Bradley’s career would come to end under the guidance of the next Derry manager, Brian McIver.

I didn’t pull the pin, Brian McIver pulled the pin for me. It is still something that doesn’t sit easy with me. I done my second cruciate in Glenullin when we were playing Creggan. It was really disappointing because I was going so well.

I got a phone call from Brian the next day, he said he had heard that I had done my cruciate. At that stage I was Derry captain. He said that he was disappointed and that he would be in touch. This was September. I went and got my operation. At the time, Anne Boylan from Glenullin was the Derry physio, she was updating him on my progress. As far as I was concerned that by the spring of next year I was fit to get back to training. But I never got the call. That was very disappointing.”

And that was it, he didn’t know it but his last year with Derry was 2012.

Perhaps the frustrating thing for Bradley was that he never got a chance to prove himself, to beat the man, nor did he get an explanation.

I do believe that there was more to it than football. I feel there were others who influenced Brian’s decision. They had maybe seen that it was my second cruciate, and they felt that I wasn’t good enough. I also felt that there were those around the county board who felt that I was too vocal around the changing room. They thought maybe they could move on without me.”

Bradley returned to his club and tried to make a point.

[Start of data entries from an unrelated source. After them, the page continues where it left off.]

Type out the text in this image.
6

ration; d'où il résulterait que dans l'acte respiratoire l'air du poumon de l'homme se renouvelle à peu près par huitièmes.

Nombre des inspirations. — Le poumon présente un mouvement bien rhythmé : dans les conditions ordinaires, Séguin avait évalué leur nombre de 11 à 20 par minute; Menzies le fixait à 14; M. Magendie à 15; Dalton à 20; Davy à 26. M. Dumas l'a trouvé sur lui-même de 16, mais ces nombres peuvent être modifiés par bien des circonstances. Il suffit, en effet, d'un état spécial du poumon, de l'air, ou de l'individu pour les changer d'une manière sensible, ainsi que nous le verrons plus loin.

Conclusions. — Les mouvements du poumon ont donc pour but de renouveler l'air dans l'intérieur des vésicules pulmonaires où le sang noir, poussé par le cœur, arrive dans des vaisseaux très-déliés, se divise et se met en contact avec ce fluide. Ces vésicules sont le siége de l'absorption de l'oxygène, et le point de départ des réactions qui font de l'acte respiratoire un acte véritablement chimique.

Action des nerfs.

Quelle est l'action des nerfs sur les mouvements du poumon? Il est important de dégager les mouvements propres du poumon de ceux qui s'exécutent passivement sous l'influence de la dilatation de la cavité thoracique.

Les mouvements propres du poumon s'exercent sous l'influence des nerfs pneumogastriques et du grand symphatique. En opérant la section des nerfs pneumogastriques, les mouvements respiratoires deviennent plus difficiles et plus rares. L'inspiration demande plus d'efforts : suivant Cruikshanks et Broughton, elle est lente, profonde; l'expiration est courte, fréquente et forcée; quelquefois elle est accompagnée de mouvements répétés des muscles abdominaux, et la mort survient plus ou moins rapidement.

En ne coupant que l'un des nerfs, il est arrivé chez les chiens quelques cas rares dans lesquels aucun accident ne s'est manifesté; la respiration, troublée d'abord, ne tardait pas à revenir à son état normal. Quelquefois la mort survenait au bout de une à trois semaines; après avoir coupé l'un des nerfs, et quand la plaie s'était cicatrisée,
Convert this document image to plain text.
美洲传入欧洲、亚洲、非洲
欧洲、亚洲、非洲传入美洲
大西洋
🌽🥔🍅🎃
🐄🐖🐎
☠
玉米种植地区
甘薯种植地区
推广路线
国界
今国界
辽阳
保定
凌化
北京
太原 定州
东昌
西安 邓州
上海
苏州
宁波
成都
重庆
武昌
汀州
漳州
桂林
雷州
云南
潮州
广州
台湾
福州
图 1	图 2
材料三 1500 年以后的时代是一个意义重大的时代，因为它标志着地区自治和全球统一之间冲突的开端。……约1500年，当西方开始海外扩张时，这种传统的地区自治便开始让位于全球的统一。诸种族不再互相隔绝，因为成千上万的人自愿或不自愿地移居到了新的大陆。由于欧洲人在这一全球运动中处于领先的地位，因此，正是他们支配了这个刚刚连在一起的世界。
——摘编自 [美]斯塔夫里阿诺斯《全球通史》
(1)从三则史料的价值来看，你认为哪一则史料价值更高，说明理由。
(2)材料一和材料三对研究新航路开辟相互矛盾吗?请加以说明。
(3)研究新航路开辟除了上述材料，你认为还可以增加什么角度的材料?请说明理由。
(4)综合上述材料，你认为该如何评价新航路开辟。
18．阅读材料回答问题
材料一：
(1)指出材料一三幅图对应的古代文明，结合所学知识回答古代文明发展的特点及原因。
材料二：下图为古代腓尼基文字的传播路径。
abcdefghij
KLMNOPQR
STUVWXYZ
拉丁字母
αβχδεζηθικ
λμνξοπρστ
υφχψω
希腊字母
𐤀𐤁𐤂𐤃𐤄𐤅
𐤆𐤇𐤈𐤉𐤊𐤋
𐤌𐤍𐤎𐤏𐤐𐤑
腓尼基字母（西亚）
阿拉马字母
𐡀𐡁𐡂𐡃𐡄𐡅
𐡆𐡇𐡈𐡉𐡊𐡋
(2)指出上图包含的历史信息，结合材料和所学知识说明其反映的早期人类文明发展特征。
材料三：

It made me want to prove that I was the best at club level, to prove that they were wrong. And for two years I was flying at club level, and still top scorer. But the call never came. You hoped that it would. It was Brian first of all, and then Damian Barton after that. You have to respect their decision, but it was disappointing that my career ended the way that it did. I felt that I had more to give. Having played for ten or 11 years I deserved a reason why I wasn’t asked back.

It’s a managers right to pick whoever they want, but when you play for ten or 11 years and you captain a team. I think you deserve a call.”

He said it himself. He started his career being told that he would win championships, that he was the best player on the team.

That he had to go out and try to beat the man whether that was on the field or off it.

The opportunity has gone now, and eight years since his last game, he still feels frustrated.

But he’s moved on and is now a manager. He manages the Loup in Derry, and his doing his best to encourage his players to be the best and, of course, take on their man.